The one scene that is a bit of an oddity is when Dracula and Lucy finally do the nasty because, for the most part, the film is a true gothic tale but once our two leads start to get it on we get an abstract laser light show. It is a pretty enough visual, created by the legendary credit sequence designer Marice Binder, but doesn’t really fit in with the tone of the rest of the movie.
The heroes will, of course, try and thwart the evil Count to which they will hunt down his minions and most assuredly figure out his game plan and do whatever it takes to stop his centuries-long reign of terror…and reign of sexiness.
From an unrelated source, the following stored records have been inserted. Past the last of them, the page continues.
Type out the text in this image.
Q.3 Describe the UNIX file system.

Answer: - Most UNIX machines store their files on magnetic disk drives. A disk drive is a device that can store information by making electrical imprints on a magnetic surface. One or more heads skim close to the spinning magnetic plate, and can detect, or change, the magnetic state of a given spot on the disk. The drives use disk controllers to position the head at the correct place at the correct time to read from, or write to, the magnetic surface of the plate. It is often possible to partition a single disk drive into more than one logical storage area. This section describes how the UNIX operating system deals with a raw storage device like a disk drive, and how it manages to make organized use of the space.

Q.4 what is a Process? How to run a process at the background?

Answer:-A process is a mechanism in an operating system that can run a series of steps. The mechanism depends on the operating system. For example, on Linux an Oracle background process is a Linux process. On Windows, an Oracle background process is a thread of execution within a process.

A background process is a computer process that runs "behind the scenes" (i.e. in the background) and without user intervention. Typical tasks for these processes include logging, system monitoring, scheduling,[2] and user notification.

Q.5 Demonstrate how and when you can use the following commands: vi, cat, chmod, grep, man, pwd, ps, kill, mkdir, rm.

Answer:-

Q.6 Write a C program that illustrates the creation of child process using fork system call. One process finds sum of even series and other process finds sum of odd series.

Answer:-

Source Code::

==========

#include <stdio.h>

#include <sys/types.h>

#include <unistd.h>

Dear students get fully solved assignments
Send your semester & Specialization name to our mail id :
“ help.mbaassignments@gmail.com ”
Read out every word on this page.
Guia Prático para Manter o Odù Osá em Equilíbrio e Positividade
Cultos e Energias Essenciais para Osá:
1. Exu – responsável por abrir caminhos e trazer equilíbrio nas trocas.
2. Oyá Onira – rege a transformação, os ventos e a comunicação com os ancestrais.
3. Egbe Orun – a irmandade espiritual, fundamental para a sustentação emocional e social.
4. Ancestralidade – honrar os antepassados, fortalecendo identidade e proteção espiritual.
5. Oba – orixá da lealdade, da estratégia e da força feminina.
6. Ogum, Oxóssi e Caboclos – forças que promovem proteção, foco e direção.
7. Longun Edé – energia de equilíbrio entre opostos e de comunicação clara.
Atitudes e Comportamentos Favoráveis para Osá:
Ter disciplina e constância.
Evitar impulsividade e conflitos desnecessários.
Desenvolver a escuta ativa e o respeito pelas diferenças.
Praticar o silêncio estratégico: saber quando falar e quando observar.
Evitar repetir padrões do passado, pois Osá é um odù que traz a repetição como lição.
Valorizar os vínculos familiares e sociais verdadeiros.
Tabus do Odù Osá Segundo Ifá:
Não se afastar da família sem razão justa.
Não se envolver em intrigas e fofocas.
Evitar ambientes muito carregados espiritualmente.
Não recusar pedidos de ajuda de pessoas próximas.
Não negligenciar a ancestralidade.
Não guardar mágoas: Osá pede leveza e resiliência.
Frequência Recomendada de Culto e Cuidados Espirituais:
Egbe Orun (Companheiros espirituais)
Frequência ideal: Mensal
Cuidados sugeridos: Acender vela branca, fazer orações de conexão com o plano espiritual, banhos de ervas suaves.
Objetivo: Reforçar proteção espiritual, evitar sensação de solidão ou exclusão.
This is a rare Dracula movie that ends with a strangely hopeful ending with the Prince of Darkness, having escaped Carfax Abbey with Lucy, battling Van Helsing and Harker in the hold of a ship bound for Romania. Van Helsing is ironically staked by Dracula during the struggle but with his dying act, he sends a cargo hook into Dracula’s back allowing Harker to haul him up out of the hold and into the sunlight. We see Dracula scream in rage as his skin begins to burn but we don’t get the shot of him turning to ash, as has happened to poor Christopher Lee on so many occasions, what we see is a cape fluttering away on the winds. The music and Lucy staring up at the fluttering cape with a wistful expression makes one believe that she thinks he got away and that maybe someday they will be reunited.
John Badham’s Dracula is an excellent entry in the filmography of the world’s most famous vampire and Frank Langella’s creature is more about charm than it is horror and is vastly entertaining. Another thing I shan’t forget to mention is the score by legendary film composer John Williams which is just hauntingly beautiful and quite memorable.
Sadly the poor box office results showed that maybe the public wasn’t quite ready for a “tragic” vampire love story. At least not quite yet.
John Badham and Frank Langella bring us a true bodice ripper of a vampire tale. Though limited in scope it’s small cast is excellent and Langella’s take on the most famous of all vampires is great as is Laurence Olivier’s Van Helsing.